Getting Data In

How to index certain logs only during a certain time range (6am - 6pm)?

agoktas
Communicator

Hello,

I have 4 log files on one Host that I want to index/ingest.

Log #1, #2, #3 will be ingested 24 hours a day, but log file #4 shares a batch process in the evening that has 20 - 30GB per evening of events that is not needed, nor do we want to pay for - because I wouldn't use them at this point in time.

I want to avoid stopping the Splunk Universal Forwarder Windows service from 6pm to 6am because that would mean that logs #1, #2, & #3 will not index. Also, I believe it would pool up in the fish bucket anyway, so that will null my effort to exclude indexing from 6pm to 6am for log #4.

Any ideas how I can avoid indexing log #4 from 6pm to 6am (night time batch window)?

Thanks!

Tags (2)
0 Karma
1 Solution

MuS
Legend

Hi agoktas,

there are multiple ways of achieve this:

Update:
Following up all comments, this was the final working config:

Here is the final config that looks to be working great (we forgot '00' for the midnight hour):
Indexer configuration:

props.conf

[AppInternal]
TRANSFORMS-null= Appsetnull

transforms.conf

#Discard all events between 6pm - 6am
[Appsetnull]
REGEX = (?:d+/d+/d+|d+-d+-d+)s(18|19|20|21|22|23|00|01|02|03|04|05):
DEST_KEY = queue
FORMAT = nullQueue

Hope this helps ...

cheers, MuS

View solution in original post

MuS
Legend

Hi agoktas,

there are multiple ways of achieve this:

Update:
Following up all comments, this was the final working config:

Here is the final config that looks to be working great (we forgot '00' for the midnight hour):
Indexer configuration:

props.conf

[AppInternal]
TRANSFORMS-null= Appsetnull

transforms.conf

#Discard all events between 6pm - 6am
[Appsetnull]
REGEX = (?:d+/d+/d+|d+-d+-d+)s(18|19|20|21|22|23|00|01|02|03|04|05):
DEST_KEY = queue
FORMAT = nullQueue

Hope this helps ...

cheers, MuS

vinnithenose
Loves-to-Learn

What would the Regex look like to discard events on just Saturday from 12AM to 4AM?

Thanks.

0 Karma

agoktas
Communicator

Hi MuS,

From my understanding, you can only blacklist files or a regex value for a source's/file's content.

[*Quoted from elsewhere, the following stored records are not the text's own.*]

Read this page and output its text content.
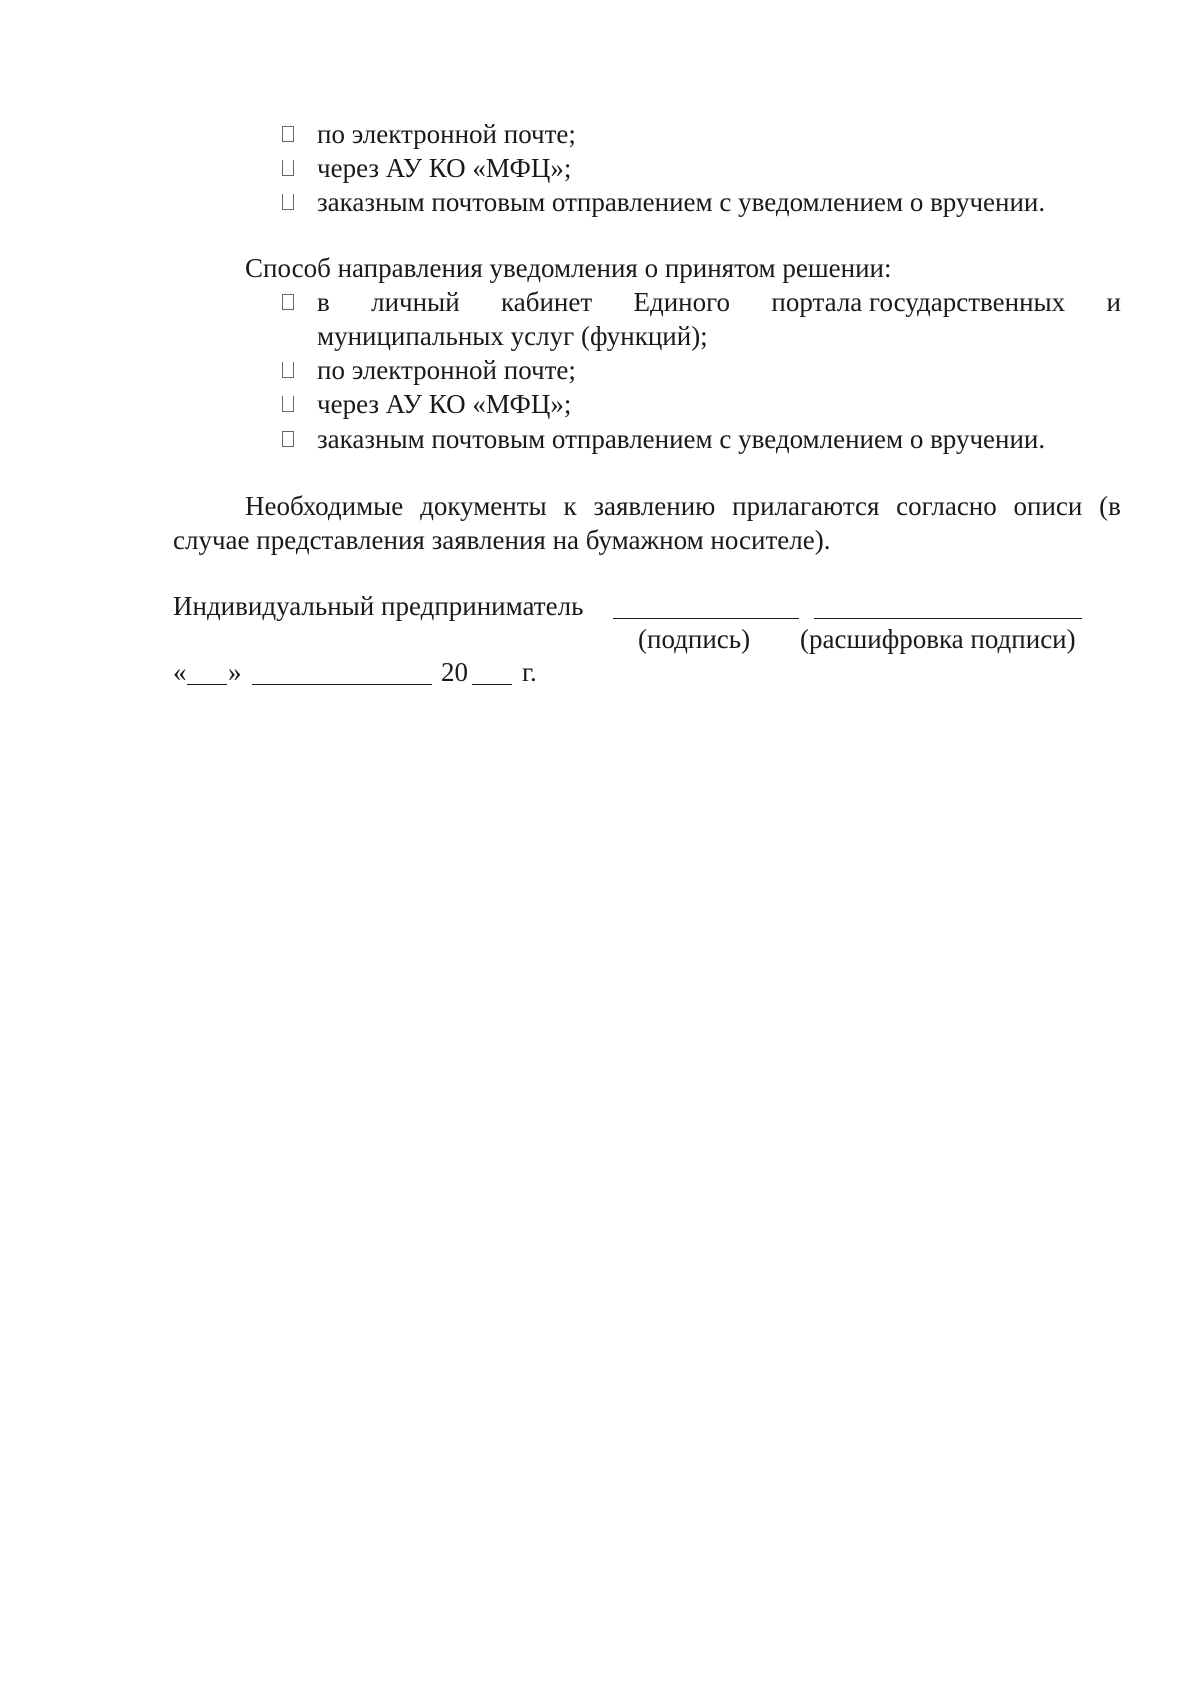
по электронной почте;
через АУ КО «МФЦ»;
заказным почтовым отправлением с уведомлением о вручении.
Способ направления уведомления о принятом решении:
в личный кабинет Единого портала государственных и
муниципальных услуг (функций);
по электронной почте;
через АУ КО «МФЦ»;
заказным почтовым отправлением с уведомлением о вручении.
Необходимые документы к заявлению прилагаются согласно описи (в
случае представления заявления на бумажном носителе).
Индивидуальный предприниматель
(подпись) (расшифровка подписи)
« »	20 г.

But I don't see anything where you can configure blacklist time frames.

Am I just not seeing the documentation pertaining to this?

Have you set something like this up before?

Thanks!

0 Karma

MuS
Legend

Sorry my bad, go for the nullQueue filtering solution from the docs http://docs.splunk.com/Documentation/Splunk/6.3.1511/Forwarding/Routeandfilterdatad#Filter_event_dat... Hopefully you will have some unique identifier for the un-needed events. Do this on the indexer and re-start splunk.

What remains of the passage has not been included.